Here our some choice excerpts:

We assign value to ourselves and others based on the goods we purchase. One’s identity is now constructed by the clothes you wear, the vehicle you drive, and the music on your iPod. In short, you are what you consume.……

Roger Finke and Rodney Stark, co-authors of The Churching of America, 1776-1990, argue that ministry in the U.S. is modeled primarily on capitalism with pastors functioning as a church’s sales force, and evangelism as its marketing strategy. Our willing indoctrination into this economic view of ministry is so complete that most pastors never question its validity or recognize how unprecedented it is within Christian history. ……
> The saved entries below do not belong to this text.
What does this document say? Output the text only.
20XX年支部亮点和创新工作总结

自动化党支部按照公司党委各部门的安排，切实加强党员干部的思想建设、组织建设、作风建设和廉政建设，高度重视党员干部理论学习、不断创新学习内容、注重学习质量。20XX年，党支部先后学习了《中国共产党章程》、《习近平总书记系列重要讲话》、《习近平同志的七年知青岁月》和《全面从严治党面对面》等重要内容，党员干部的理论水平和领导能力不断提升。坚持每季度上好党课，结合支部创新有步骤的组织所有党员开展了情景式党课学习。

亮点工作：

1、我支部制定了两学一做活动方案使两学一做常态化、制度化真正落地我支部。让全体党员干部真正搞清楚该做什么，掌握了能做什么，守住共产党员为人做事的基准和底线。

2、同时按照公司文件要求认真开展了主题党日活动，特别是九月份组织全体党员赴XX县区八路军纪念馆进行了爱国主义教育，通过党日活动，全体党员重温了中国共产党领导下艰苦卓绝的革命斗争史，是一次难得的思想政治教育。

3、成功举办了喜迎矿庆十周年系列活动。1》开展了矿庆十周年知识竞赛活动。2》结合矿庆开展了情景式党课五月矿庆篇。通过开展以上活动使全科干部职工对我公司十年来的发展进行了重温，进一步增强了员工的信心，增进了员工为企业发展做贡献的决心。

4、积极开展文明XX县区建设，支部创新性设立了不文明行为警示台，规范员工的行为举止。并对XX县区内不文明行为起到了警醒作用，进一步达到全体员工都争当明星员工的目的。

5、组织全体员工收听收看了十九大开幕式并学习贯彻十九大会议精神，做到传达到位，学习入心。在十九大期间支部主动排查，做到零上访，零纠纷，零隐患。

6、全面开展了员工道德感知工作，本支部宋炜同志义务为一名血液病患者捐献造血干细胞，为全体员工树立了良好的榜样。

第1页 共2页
This explains why corporate models, marketing strategies, and secular business values are pervasive in American ministry–we are in competition with other churches, and other providers of identity and meaning, for survival. To appeal to religious consumers we must commodify our congregations–slapping our church’s logo on shirts, coffee mugs, and bible covers. And we strive to convince a sustainable segment of the religious marketplace that our church is “relevant,” “comfortable,” or “exciting.”

As a result, choosing a church today isn’t merely about finding a community to learn and live out the Christian faith. It’s about “church shopping” to find the congregation that best expresses my identity. This drives Christian leaders to differentiate their church by providing more of the features and services people want. After all, in a consumer culture the customer, not Christ, is king.